Separating the Wheat from the Chaff: Nutritional Value of Plant Proteins and Their Potential Contribution to Human Health.

机构信息

Physical Education and Sport Sciences Department, University of Limerick, V94 T9PX Limerick, Ireland.
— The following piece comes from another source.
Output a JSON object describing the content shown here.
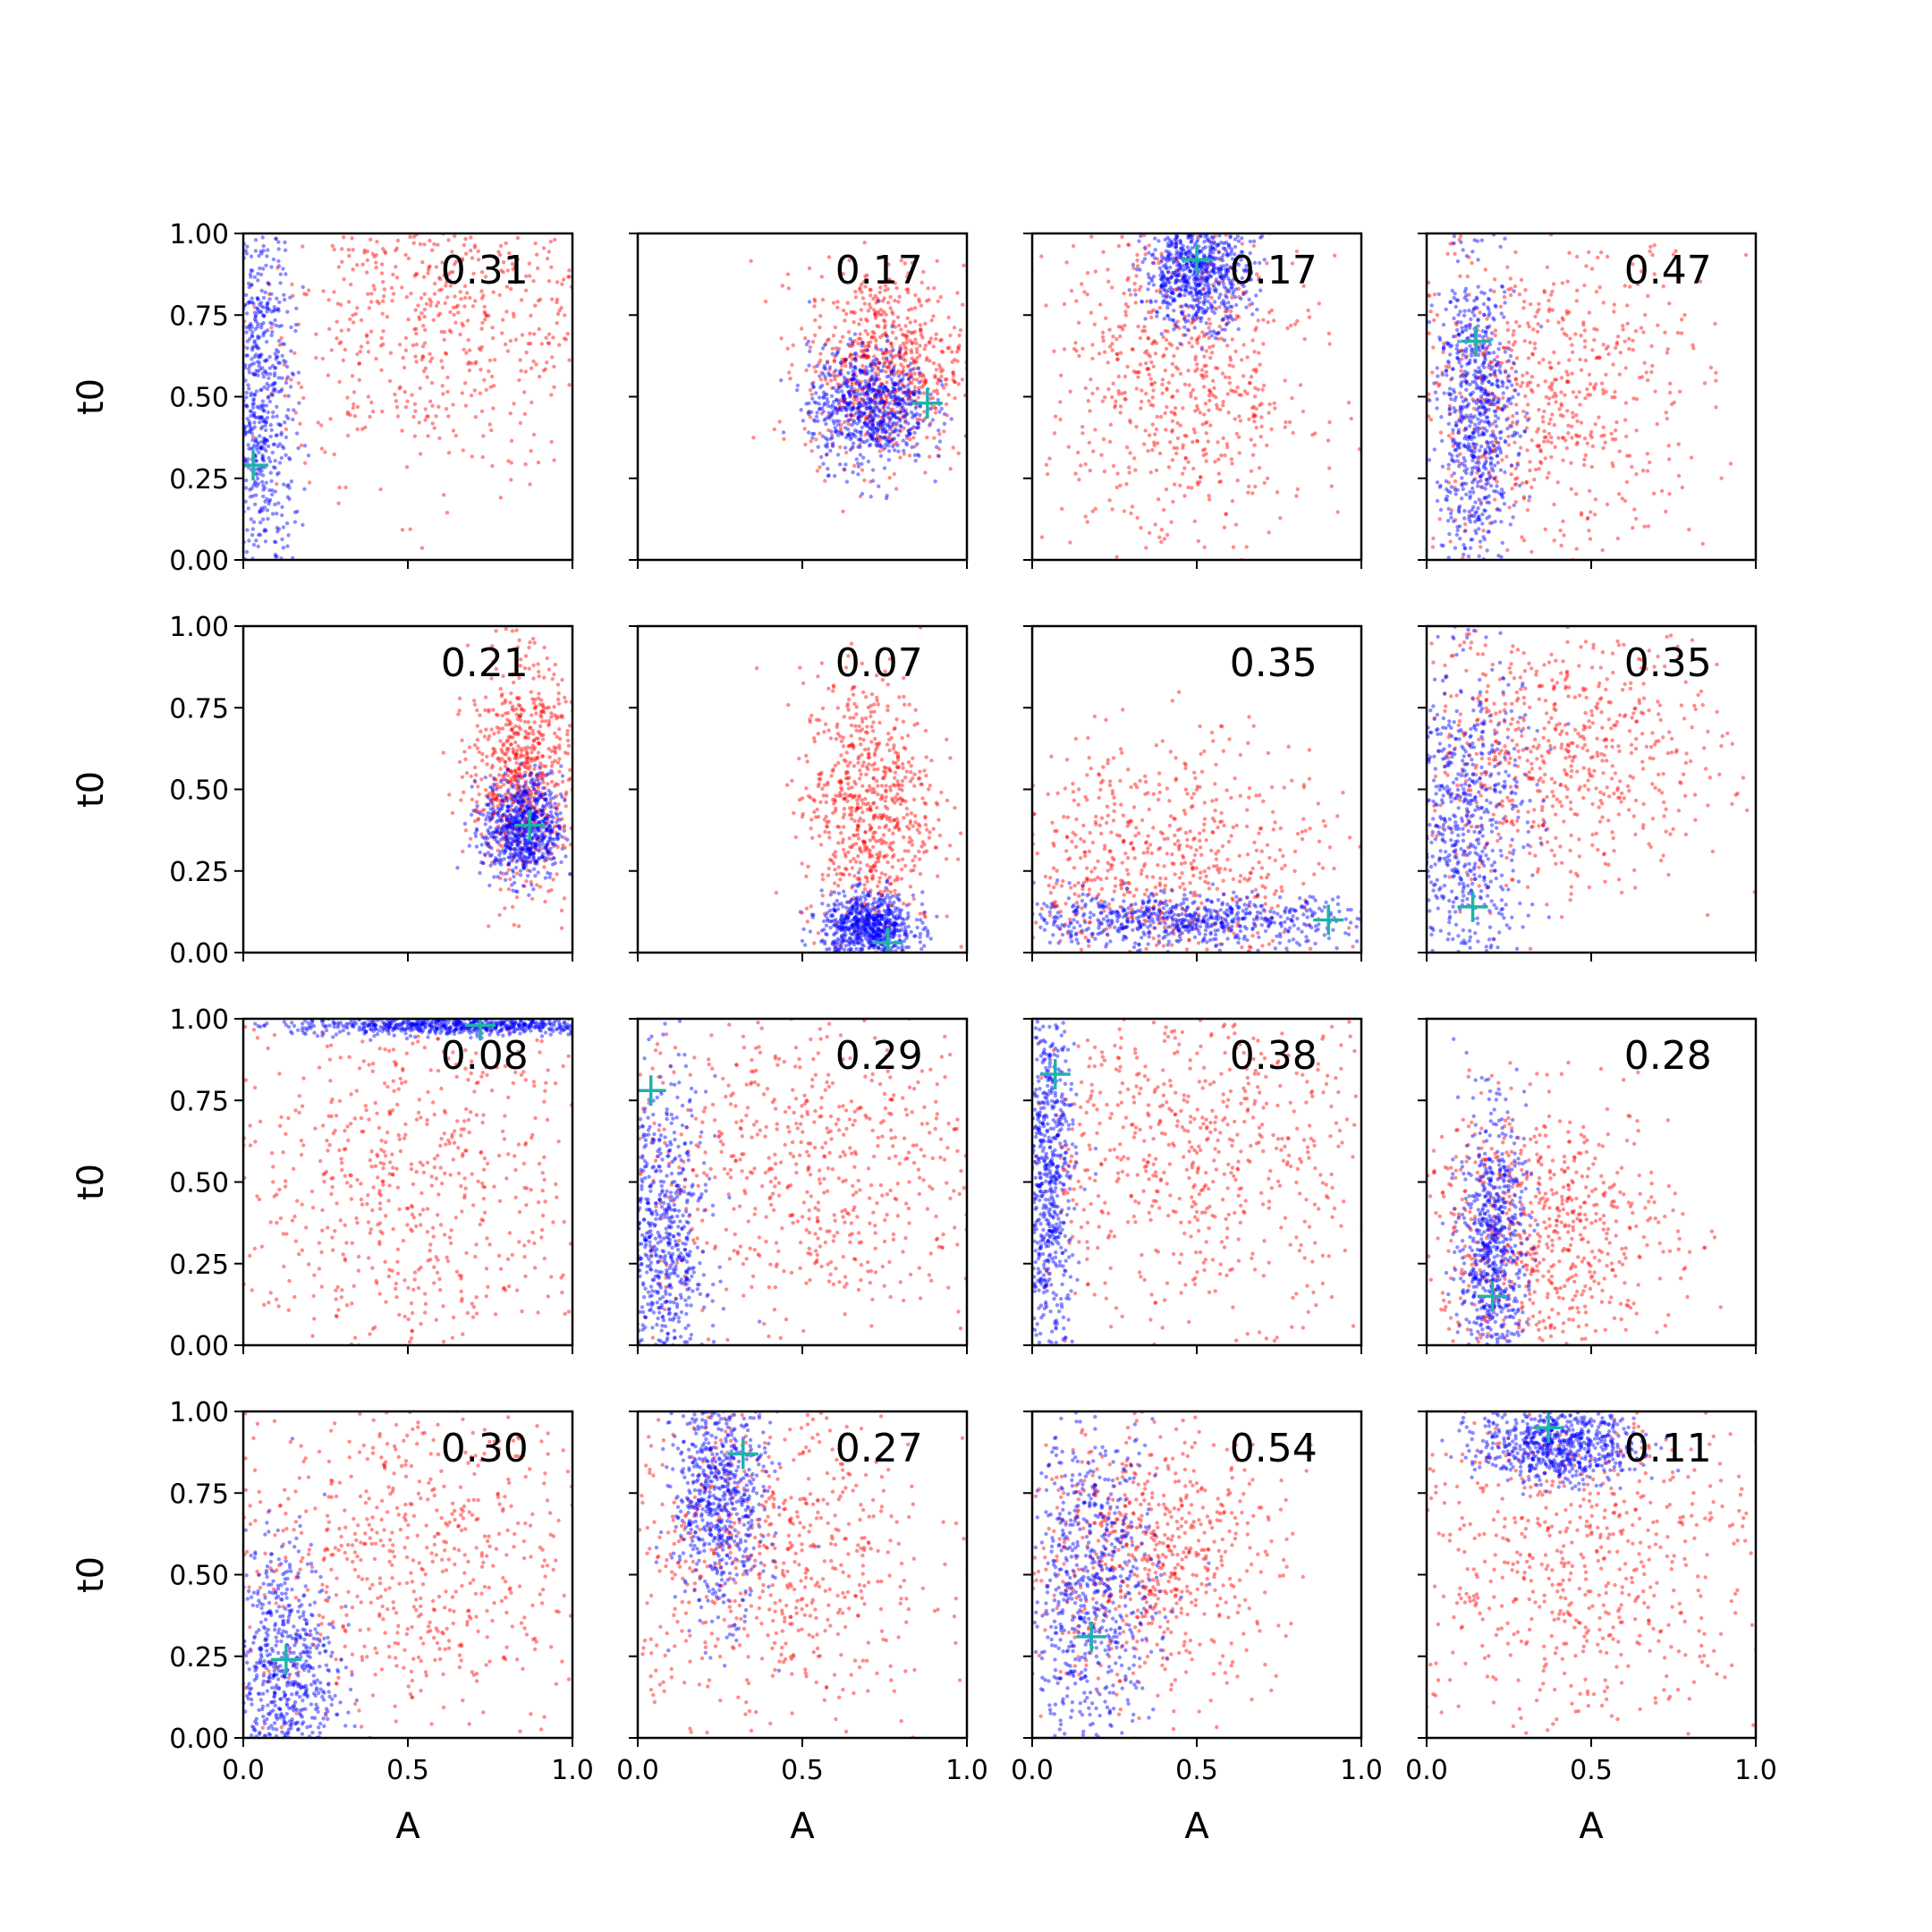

Health Research Institute, University of Limerick, V94 T9PX Limerick, Ireland.

出版信息

Nutrients. 2020 Aug 12;12(8):2410. doi: 10.3390/nu12082410.

Abstract

The quality and nutritional value of dietary proteins are determined by the quantity, digestibility and bioavailability of essential amino acids (EAA), which play a critical role in human growth, longevity and metabolic health. Plant-source protein is often deficient in one or more EAAs (e.g., branched-chain amino acids, lysine, methionine and/or tryptophan) and, in its natural form, is less digestible than animal-source protein. Nevertheless, dietary intake of plant-source protein has been promoted because of its potential health benefits, lower cost of production and lower environmental impact compared to animal-source protein. Implementation of dietary strategies that improve both human and planetary health are of critical importance and subject to growing interest from researchers and consumers. Therefore, in this review we analyse current plant protein intake patterns and discuss possible countermeasures that can enhance plant protein nutrition, examples include: (1) combining different plant proteins with complementary EAA profiles; (2) identification and commercial cultivation of new and novel high-quality plant proteins; (3) industrial and domestic processing methods; and (4) genome-editing techniques.

摘要

膳食蛋白质的质量和营养价值取决于必需氨基酸(EAA)的数量、可消化性和生物利用度,EAA 在人类生长、长寿和代谢健康方面发挥着关键作用。植物来源的蛋白质通常缺乏一种或多种必需氨基酸(例如支链氨基酸、赖氨酸、蛋氨酸和/或色氨酸),而且其天然形式的消化率低于动物来源的蛋白质。然而,由于植物来源的蛋白质具有潜在的健康益处、生产成本更低且对环境的影响低于动物来源的蛋白质,因此其膳食摄入量得到了推广。实施既能改善人类健康又能改善地球健康的饮食策略至关重要,这也是研究人员和消费者日益关注的问题。因此,在这篇综述中,我们分析了当前植物蛋白质的摄入模式,并讨论了可以提高植物蛋白质营养的可能对策,例如:(1)将具有互补 EAA 谱的不同植物蛋白结合起来;(2)鉴定和商业种植新的和新颖的高质量植物蛋白;(3)工业和家庭加工方法;和(4)基因组编辑技术。